И хотя репутация Пушкарева была восстановлена, он все не мог успокоиться. Да, да, какие-то злые силы все время стоят у них на пути! Кто бы мог предполагать, что он совершенно случайно обнаружит тайный склад бандитов-охотников за палеонтологическими сокровищами? Костей здесь было так много, такое невероятное количество — по-видимому, собирали их, прятали много лет, вели систематические раскопки под чьим-то умелым руководством, — а теперь, конечно же, потребовался большой караван верблюдов, чтобы увезти все.
И в самом деле, вскоре Лубсан обнаружил в пустыне следы большого каравана. След уходил на юго-запад, к горам Сэвэрэй.

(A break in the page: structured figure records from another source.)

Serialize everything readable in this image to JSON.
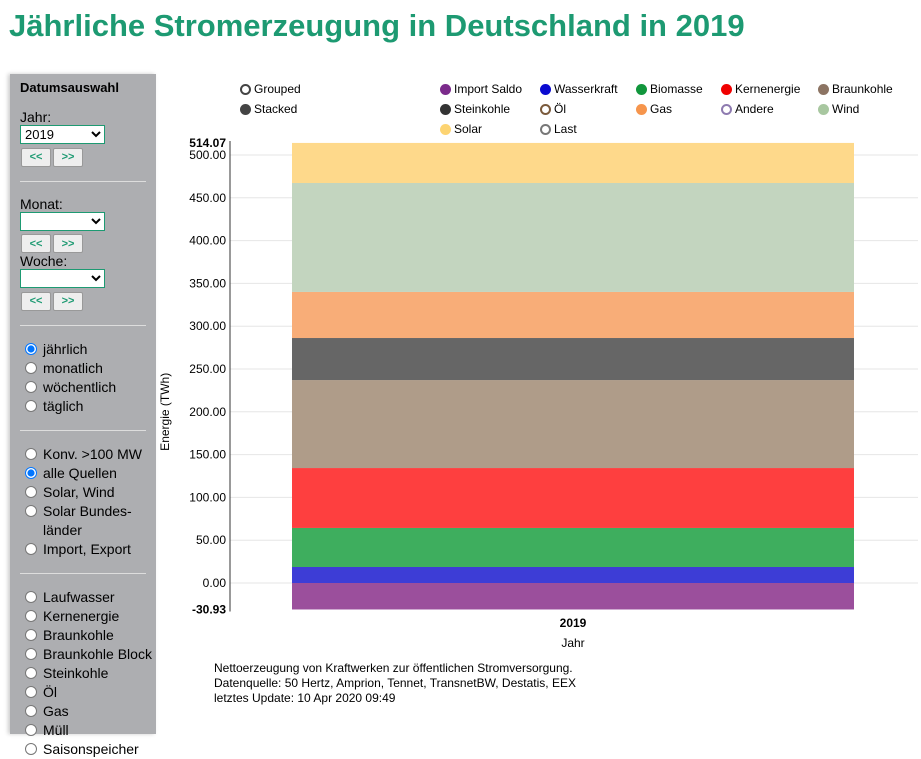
{
  "title": "Jährliche Stromerzeugung in Deutschland in 2019",
  "sidebar": {
    "heading": "Datumsauswahl",
    "year_label": "Jahr:",
    "year_value": "2019",
    "month_label": "Monat:",
    "week_label": "Woche:",
    "prev": "<<",
    "next": ">>",
    "period": [
      {
        "label": "jährlich",
        "checked": true
      },
      {
        "label": "monatlich"
      },
      {
        "label": "wöchentlich"
      },
      {
        "label": "täglich"
      }
    ],
    "sources": [
      {
        "label": "Konv. >100 MW"
      },
      {
        "label": "alle Quellen",
        "checked": true
      },
      {
        "label": "Solar, Wind"
      },
      {
        "label": "Solar Bundes-länder"
      },
      {
        "label": "Import, Export"
      }
    ],
    "types": [
      {
        "label": "Laufwasser"
      },
      {
        "label": "Kernenergie"
      },
      {
        "label": "Braunkohle"
      },
      {
        "label": "Braunkohle Block"
      },
      {
        "label": "Steinkohle"
      },
      {
        "label": "Öl"
      },
      {
        "label": "Gas"
      },
      {
        "label": "Müll"
      },
      {
        "label": "Saisonspeicher"
      }
    ]
  },
  "modes": [
    {
      "label": "Grouped",
      "active": false
    },
    {
      "label": "Stacked",
      "active": true
    }
  ],
  "footer": [
    "Nettoerzeugung von Kraftwerken zur öffentlichen Stromversorgung.",
    "Datenquelle: 50 Hertz, Amprion, Tennet, TransnetBW, Destatis, EEX",
    "letztes Update: 10 Apr 2020 09:49"
  ],
  "chart_data": {
    "type": "bar",
    "stacked": true,
    "categories": [
      "2019"
    ],
    "xlabel": "Jahr",
    "ylabel": "Energie (TWh)",
    "ylim": [
      -30.93,
      514.07
    ],
    "yticks": [
      "0.00",
      "50.00",
      "100.00",
      "150.00",
      "200.00",
      "250.00",
      "300.00",
      "350.00",
      "400.00",
      "450.00",
      "500.00"
    ],
    "ymin_label": "-30.93",
    "ymax_label": "514.07",
    "series": [
      {
        "name": "Import Saldo",
        "color": "#7b2a8b",
        "fill": "#9b4f9c",
        "values": [
          -30.93
        ],
        "enabled": true
      },
      {
        "name": "Wasserkraft",
        "color": "#0a0ad0",
        "fill": "#3d3dd6",
        "values": [
          18.7
        ],
        "enabled": true
      },
      {
        "name": "Biomasse",
        "color": "#11963c",
        "fill": "#3eae5e",
        "values": [
          45.6
        ],
        "enabled": true
      },
      {
        "name": "Kernenergie",
        "color": "#f00000",
        "fill": "#fe3f3f",
        "values": [
          70.0
        ],
        "enabled": true
      },
      {
        "name": "Braunkohle",
        "color": "#8c7463",
        "fill": "#af9c89",
        "values": [
          102.8
        ],
        "enabled": true
      },
      {
        "name": "Steinkohle",
        "color": "#333333",
        "fill": "#666666",
        "values": [
          49.1
        ],
        "enabled": true
      },
      {
        "name": "Öl",
        "color": "#7a5a3c",
        "fill": "#a88",
        "values": [
          0
        ],
        "enabled": false
      },
      {
        "name": "Gas",
        "color": "#f6954c",
        "fill": "#f8ad78",
        "values": [
          53.8
        ],
        "enabled": true
      },
      {
        "name": "Andere",
        "color": "#8e7bb0",
        "fill": "#bbb",
        "values": [
          0
        ],
        "enabled": false
      },
      {
        "name": "Wind",
        "color": "#a8c7a0",
        "fill": "#c3d5bf",
        "values": [
          127.3
        ],
        "enabled": true
      },
      {
        "name": "Solar",
        "color": "#fdd472",
        "fill": "#fed98b",
        "values": [
          46.8
        ],
        "enabled": true
      },
      {
        "name": "Last",
        "color": "#777777",
        "fill": "#999",
        "values": [
          0
        ],
        "enabled": false
      }
    ]
  }
}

— Придется отменить рекогносцировочные поездки, — сказал Сандаг. — Если мы и не догоним бандитов, то хотя бы будем знать, в каком направлении они ушли. У них груз тяжелый, и они вынуждены устраивать дневки. А по нынешней жаре с грузом далеко не уйдешь; не больше двадцати километров в день. Мы пойдем налегке, будем двигаться до полуночи, а то и до утренней зари, возьмем самое необходимое.
Сандаг догадывался, как все произошло: прознав каким-то непонятным образом, что тайник раскрыт, бандиты переполошились и сразу же ринулись сюда спасать награбленное богатство. Границу они, конечно, перешли незаконно где-нибудь в безлюдной местности, ночью, а потом гнали верблюдов рысью, стараясь выиграть время. Уж не старый ли знакомый Карст пожаловал в гости?..
Сандаг очень сожалел, что поторопился отпустить машины. Но дело было сделано. Он составил текст радиограммы на имя правительства, рассказал о нарушении границы бандитами и просил принять срочные меры, поставить обо всем в известность погранзаставы и пограничные пункты. Приходилось отказываться от одного из караванщиков.
— Бери лошадь и скачи во весь дух в лагерь, передай радиограмму радисту, поставь обо всем в известность Аюрзана! Пусть пошлет лучших наездников к пограничникам, — сказал он Дамчигу. — В пути ни в коем случае не задерживайся! Да ты ведь все знаешь, сам служил на границе. Используйте экспедиционные машины: скажи — мой приказ! Я написал тут письмо агроному и Зыкову.
До лагеря было далеко, когда еще доскачет по горам туда Дамчиг…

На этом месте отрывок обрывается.